Володька словно очнулся, как всякий страстный и горячий человек, он в конце концов взорвался:
— Театры тебе нужны? Без театров ты не можешь? А я плевал на театры!
Она повернула к нему лицо, и оно было совершенно спокойным.
— Думаешь, здорово сказал? Рад? Тупо это, Володька. Пока молодой, еще ничего, а потом что будет? Потом будет дядя Дема.
Опять она сбила его. Ничего не скажешь, находчивая! Володька почувствовал, что приходит в себя. Стать похожим на дядю Дему ни в настоящем, ни в будущем ему не хотелось.
— Почему ты не в комсомоле?
— Поздно.
— А раньше времени найти не мог?
— Я и без комсомола программу выполняю.
— На «ты»?
Володька не понял. Настроение было испорчено. Яркий луч закатился за облака. Так, по крайней мере, ему казалось.
Ирочка рассказала ему о своем разговоре с бригадиром. Володька понимающе усмехнулся, но не сказал ни слова. Ирочка, повторяясь, рассказывала ему о том, какое неприятное впечатление произвел на нее дядя Дема и как он хотел угостить ее мороженым.
— Он?! — Володька страшно изумился и с гневом повторил: — Он?!
В порыве, соединявшем в себе любовь, страсть, ревность, обиду и все, чего не может высказать никто, Володька обхватил шею Ирочки и целовал ее лицо.
— Помни… Помни… До смерти… Помни.
Им никто не мешал. На москворецких аллеях в этот час было безлюдно.
На потемневшем небе одна за другой загорались звезды.
Глава двенадцатая
Решето клубники
— Зятек? Неужели? Выходит, что так…
Иван Егорович с досадой смотрит из прихожей, как Володька трет ногами пол в большой комнате. Натирать он не умеет, трет то левой, то правой. Вспотел, но, видно, доволен. Неужели зять? Вот досада! Рано! Казалось бы, какое дело Ивану Егоровичу? Ирка же ему, в сущности, никто. Но все–таки не следовало предоставлять девку самой себе. Слишком уж самоуверенна его дражайшая Нина Петровна, слишком много о себе понимает. «Мое воспитание»… Вот и любуйся своим воспитанием! В их квартире блаженствует чужой парень, можно сказать, неизвестно кто.

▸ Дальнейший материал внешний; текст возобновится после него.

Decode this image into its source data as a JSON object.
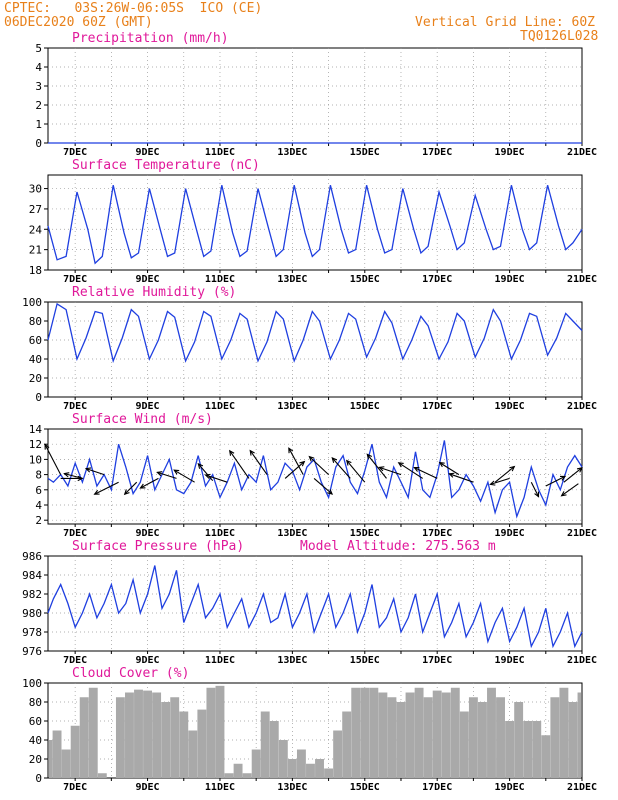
{
  "header": {
    "left_line1": "CPTEC:   03S:26W-06:05S  ICO (CE)",
    "left_line2": "06DEC2020 60Z (GMT)",
    "right_line1": "Vertical Grid Line: 60Z",
    "right_line2": "TQ0126L028"
  },
  "colors": {
    "header": "#e8801a",
    "title": "#e0189a",
    "line": "#1f3fe0",
    "cloud": "#a9a9a9",
    "axis": "#000000"
  },
  "x_ticks": [
    "7DEC",
    "9DEC",
    "11DEC",
    "13DEC",
    "15DEC",
    "17DEC",
    "19DEC",
    "21DEC"
  ],
  "chart_data": [
    {
      "type": "line",
      "title": "Precipitation (mm/h)",
      "ylim": [
        0,
        5
      ],
      "yticks": [
        0,
        1,
        2,
        3,
        4,
        5
      ],
      "xlim_days": [
        6.25,
        21
      ],
      "grid": true,
      "series": [
        {
          "x": [
            6.25,
            21
          ],
          "values": [
            0,
            0
          ]
        }
      ]
    },
    {
      "type": "line",
      "title": "Surface Temperature (nC)",
      "ylim": [
        18,
        32
      ],
      "yticks": [
        18,
        21,
        24,
        27,
        30
      ],
      "xlim_days": [
        6.25,
        21
      ],
      "grid": true,
      "series": [
        {
          "x": [
            6.25,
            6.5,
            6.75,
            7.05,
            7.35,
            7.55,
            7.75,
            8.05,
            8.35,
            8.55,
            8.75,
            9.05,
            9.35,
            9.55,
            9.75,
            10.05,
            10.35,
            10.55,
            10.75,
            11.05,
            11.35,
            11.55,
            11.75,
            12.05,
            12.35,
            12.55,
            12.75,
            13.05,
            13.35,
            13.55,
            13.75,
            14.05,
            14.35,
            14.55,
            14.75,
            15.05,
            15.35,
            15.55,
            15.75,
            16.05,
            16.35,
            16.55,
            16.75,
            17.05,
            17.35,
            17.55,
            17.75,
            18.05,
            18.35,
            18.55,
            18.75,
            19.05,
            19.35,
            19.55,
            19.75,
            20.05,
            20.35,
            20.55,
            20.75,
            21.0
          ],
          "values": [
            24.5,
            19.5,
            20,
            29.5,
            24,
            19,
            20,
            30.5,
            23.5,
            19.8,
            20.5,
            30,
            24,
            20,
            20.5,
            30,
            24,
            20,
            20.8,
            30.5,
            23.5,
            20,
            20.8,
            30,
            24,
            20,
            21,
            30.5,
            23.5,
            20,
            21,
            30.5,
            24,
            20.5,
            21,
            30.5,
            24,
            20.5,
            21,
            30,
            24,
            20.5,
            21.5,
            29.5,
            24.5,
            21,
            22,
            29,
            24,
            21,
            21.5,
            30.5,
            24,
            21,
            22,
            30.5,
            24.5,
            21,
            22,
            24
          ]
        }
      ]
    },
    {
      "type": "line",
      "title": "Relative Humidity (%)",
      "ylim": [
        0,
        100
      ],
      "yticks": [
        0,
        20,
        40,
        60,
        80,
        100
      ],
      "xlim_days": [
        6.25,
        21
      ],
      "grid": true,
      "series": [
        {
          "x": [
            6.25,
            6.5,
            6.75,
            7.05,
            7.3,
            7.55,
            7.75,
            8.05,
            8.3,
            8.55,
            8.75,
            9.05,
            9.3,
            9.55,
            9.75,
            10.05,
            10.3,
            10.55,
            10.75,
            11.05,
            11.3,
            11.55,
            11.75,
            12.05,
            12.3,
            12.55,
            12.75,
            13.05,
            13.3,
            13.55,
            13.75,
            14.05,
            14.3,
            14.55,
            14.75,
            15.05,
            15.3,
            15.55,
            15.75,
            16.05,
            16.3,
            16.55,
            16.75,
            17.05,
            17.3,
            17.55,
            17.75,
            18.05,
            18.3,
            18.55,
            18.75,
            19.05,
            19.3,
            19.55,
            19.75,
            20.05,
            20.3,
            20.55,
            20.75,
            21.0
          ],
          "values": [
            60,
            98,
            92,
            40,
            62,
            90,
            88,
            38,
            62,
            92,
            85,
            40,
            60,
            90,
            84,
            38,
            58,
            90,
            85,
            40,
            60,
            88,
            82,
            38,
            58,
            90,
            82,
            38,
            60,
            90,
            80,
            40,
            60,
            88,
            82,
            42,
            62,
            90,
            78,
            40,
            60,
            85,
            75,
            40,
            58,
            88,
            80,
            42,
            62,
            92,
            80,
            40,
            60,
            88,
            85,
            44,
            62,
            88,
            80,
            70
          ]
        }
      ]
    },
    {
      "type": "line",
      "title": "Surface Wind (m/s)",
      "ylim": [
        1.5,
        14
      ],
      "yticks": [
        2,
        4,
        6,
        8,
        10,
        12,
        14
      ],
      "xlim_days": [
        6.25,
        21
      ],
      "grid": true,
      "series": [
        {
          "x": [
            6.25,
            6.4,
            6.6,
            6.8,
            7.0,
            7.2,
            7.4,
            7.6,
            7.8,
            8.0,
            8.2,
            8.4,
            8.6,
            8.8,
            9.0,
            9.2,
            9.4,
            9.6,
            9.8,
            10.0,
            10.2,
            10.4,
            10.6,
            10.8,
            11.0,
            11.2,
            11.4,
            11.6,
            11.8,
            12.0,
            12.2,
            12.4,
            12.6,
            12.8,
            13.0,
            13.2,
            13.4,
            13.6,
            13.8,
            14.0,
            14.2,
            14.4,
            14.6,
            14.8,
            15.0,
            15.2,
            15.4,
            15.6,
            15.8,
            16.0,
            16.2,
            16.4,
            16.6,
            16.8,
            17.0,
            17.2,
            17.4,
            17.6,
            17.8,
            18.0,
            18.2,
            18.4,
            18.6,
            18.8,
            19.0,
            19.2,
            19.4,
            19.6,
            19.8,
            20.0,
            20.2,
            20.4,
            20.6,
            20.8,
            21.0
          ],
          "values": [
            7.5,
            7,
            8,
            6.5,
            9.5,
            7,
            10,
            6.5,
            8,
            6,
            12,
            9,
            5.5,
            7,
            10.5,
            6,
            8,
            10,
            6,
            5.5,
            7,
            10.5,
            6.5,
            8,
            5,
            7,
            9.5,
            6,
            8,
            7,
            10.5,
            6,
            7,
            9.5,
            8.5,
            6,
            9,
            10,
            7,
            5,
            9,
            10.5,
            7,
            5.5,
            8.5,
            12,
            7,
            5,
            9,
            7,
            5,
            11,
            6,
            5,
            8,
            12.5,
            5,
            6,
            8,
            6.5,
            4.5,
            7,
            3,
            6,
            7,
            2.5,
            5,
            9,
            6,
            4,
            8,
            6,
            9,
            10.5,
            9
          ]
        }
      ],
      "wind_arrows": [
        {
          "x": 6.6,
          "y": 8.0,
          "u": -1.3,
          "v": 2.5
        },
        {
          "x": 6.6,
          "y": 7.5,
          "u": 1.8,
          "v": 0
        },
        {
          "x": 7.2,
          "y": 7.5,
          "u": -1.5,
          "v": 0.4
        },
        {
          "x": 7.8,
          "y": 8.0,
          "u": -1.5,
          "v": 0.5
        },
        {
          "x": 8.2,
          "y": 7.0,
          "u": -2.0,
          "v": -1.0
        },
        {
          "x": 8.7,
          "y": 7.0,
          "u": -1.0,
          "v": -1.0
        },
        {
          "x": 9.3,
          "y": 7.5,
          "u": -1.5,
          "v": -0.8
        },
        {
          "x": 9.8,
          "y": 7.5,
          "u": -1.6,
          "v": 0.5
        },
        {
          "x": 10.3,
          "y": 7.0,
          "u": -1.7,
          "v": 1.0
        },
        {
          "x": 10.8,
          "y": 7.2,
          "u": -1.2,
          "v": 1.4
        },
        {
          "x": 11.2,
          "y": 7.0,
          "u": -1.8,
          "v": 0.6
        },
        {
          "x": 11.8,
          "y": 7.5,
          "u": -1.6,
          "v": 2.3
        },
        {
          "x": 12.3,
          "y": 8.0,
          "u": -1.4,
          "v": 2.0
        },
        {
          "x": 12.8,
          "y": 7.5,
          "u": 1.6,
          "v": 1.4
        },
        {
          "x": 13.3,
          "y": 8.0,
          "u": -1.2,
          "v": 2.2
        },
        {
          "x": 13.6,
          "y": 7.5,
          "u": 1.5,
          "v": -1.3
        },
        {
          "x": 14.0,
          "y": 8.0,
          "u": -1.6,
          "v": 1.5
        },
        {
          "x": 14.6,
          "y": 7.5,
          "u": -1.5,
          "v": 1.7
        },
        {
          "x": 15.0,
          "y": 7.0,
          "u": -1.5,
          "v": 1.8
        },
        {
          "x": 15.6,
          "y": 7.5,
          "u": -1.6,
          "v": 2.0
        },
        {
          "x": 16.0,
          "y": 8.0,
          "u": -1.8,
          "v": 0.6
        },
        {
          "x": 16.6,
          "y": 7.5,
          "u": -2.0,
          "v": 1.3
        },
        {
          "x": 17.0,
          "y": 7.5,
          "u": -1.9,
          "v": 0.9
        },
        {
          "x": 17.6,
          "y": 8.0,
          "u": -1.6,
          "v": 1.0
        },
        {
          "x": 18.0,
          "y": 7.0,
          "u": -2.0,
          "v": 0.7
        },
        {
          "x": 18.6,
          "y": 7.0,
          "u": 1.6,
          "v": 1.3
        },
        {
          "x": 19.0,
          "y": 7.5,
          "u": -1.6,
          "v": -0.5
        },
        {
          "x": 19.6,
          "y": 7.0,
          "u": 0.6,
          "v": -1.2
        },
        {
          "x": 20.0,
          "y": 6.5,
          "u": 1.6,
          "v": 0.8
        },
        {
          "x": 20.5,
          "y": 7.0,
          "u": 1.5,
          "v": 1.2
        },
        {
          "x": 20.9,
          "y": 6.8,
          "u": -1.4,
          "v": -1.0
        }
      ]
    },
    {
      "type": "line",
      "title": "Surface Pressure (hPa)",
      "extra_label": "Model Altitude: 275.563  m",
      "ylim": [
        976,
        986
      ],
      "yticks": [
        976,
        978,
        980,
        982,
        984,
        986
      ],
      "xlim_days": [
        6.25,
        21
      ],
      "grid": true,
      "series": [
        {
          "x": [
            6.25,
            6.4,
            6.6,
            6.8,
            7.0,
            7.2,
            7.4,
            7.6,
            7.8,
            8.0,
            8.2,
            8.4,
            8.6,
            8.8,
            9.0,
            9.2,
            9.4,
            9.6,
            9.8,
            10.0,
            10.2,
            10.4,
            10.6,
            10.8,
            11.0,
            11.2,
            11.4,
            11.6,
            11.8,
            12.0,
            12.2,
            12.4,
            12.6,
            12.8,
            13.0,
            13.2,
            13.4,
            13.6,
            13.8,
            14.0,
            14.2,
            14.4,
            14.6,
            14.8,
            15.0,
            15.2,
            15.4,
            15.6,
            15.8,
            16.0,
            16.2,
            16.4,
            16.6,
            16.8,
            17.0,
            17.2,
            17.4,
            17.6,
            17.8,
            18.0,
            18.2,
            18.4,
            18.6,
            18.8,
            19.0,
            19.2,
            19.4,
            19.6,
            19.8,
            20.0,
            20.2,
            20.4,
            20.6,
            20.8,
            21.0
          ],
          "values": [
            980,
            981.5,
            983,
            981,
            978.5,
            980,
            982,
            979.5,
            981,
            983,
            980,
            981,
            983.5,
            980,
            982,
            985,
            980.5,
            982,
            984.5,
            979,
            981,
            983,
            979.5,
            980.5,
            982,
            978.5,
            980,
            981.5,
            978.5,
            980,
            982,
            979,
            979.5,
            982,
            978.5,
            980,
            982,
            978,
            980,
            982,
            978.5,
            980,
            982,
            978,
            980,
            983,
            978.5,
            979.5,
            981.5,
            978,
            979.5,
            982,
            978,
            980,
            982,
            977.5,
            979,
            981,
            977.5,
            979,
            981,
            977,
            979,
            980.5,
            977,
            978.5,
            980.5,
            976.5,
            978,
            980.5,
            976.5,
            978,
            980,
            976.5,
            978
          ]
        }
      ]
    },
    {
      "type": "bar",
      "title": "Cloud Cover (%)",
      "ylim": [
        0,
        100
      ],
      "yticks": [
        0,
        20,
        40,
        60,
        80,
        100
      ],
      "xlim_days": [
        6.25,
        21
      ],
      "grid": true,
      "series": [
        {
          "x": [
            6.25,
            6.5,
            6.75,
            7.0,
            7.25,
            7.5,
            7.75,
            8.0,
            8.25,
            8.5,
            8.75,
            9.0,
            9.25,
            9.5,
            9.75,
            10.0,
            10.25,
            10.5,
            10.75,
            11.0,
            11.25,
            11.5,
            11.75,
            12.0,
            12.25,
            12.5,
            12.75,
            13.0,
            13.25,
            13.5,
            13.75,
            14.0,
            14.25,
            14.5,
            14.75,
            15.0,
            15.25,
            15.5,
            15.75,
            16.0,
            16.25,
            16.5,
            16.75,
            17.0,
            17.25,
            17.5,
            17.75,
            18.0,
            18.25,
            18.5,
            18.75,
            19.0,
            19.25,
            19.5,
            19.75,
            20.0,
            20.25,
            20.5,
            20.75,
            21.0
          ],
          "values": [
            40,
            50,
            30,
            55,
            85,
            95,
            5,
            0,
            85,
            90,
            93,
            92,
            90,
            80,
            85,
            70,
            50,
            72,
            95,
            97,
            5,
            15,
            5,
            30,
            70,
            60,
            40,
            20,
            30,
            15,
            20,
            10,
            50,
            70,
            95,
            95,
            95,
            90,
            85,
            80,
            90,
            95,
            85,
            92,
            90,
            95,
            70,
            85,
            80,
            95,
            85,
            60,
            80,
            60,
            60,
            45,
            85,
            95,
            80,
            90
          ]
        }
      ]
    }
  ]
}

Иван Егорович наблюдал за Володькой из прихожей. Очень интересно наблюдать за человеком, когда он наедине с собой и не догадывается, что за ним наблюдают.
Иван Егорович занял выгодную позицию у столика с телефоном; отсюда была видна почти половина большой комнаты. У ног Ивана Егоровича стояло решето с клубникой.
Прошла минута, другая, третья, но этот подлец Володька не желал обнаруживать тайных особенностей своей натуры. Он старательно натирал паркет и ничего вокруг не видел.
Иван Егорович не выдержал.
— Ну, зятек, будь здоров! — неожиданно для самого себя сказал он громко и язвительно.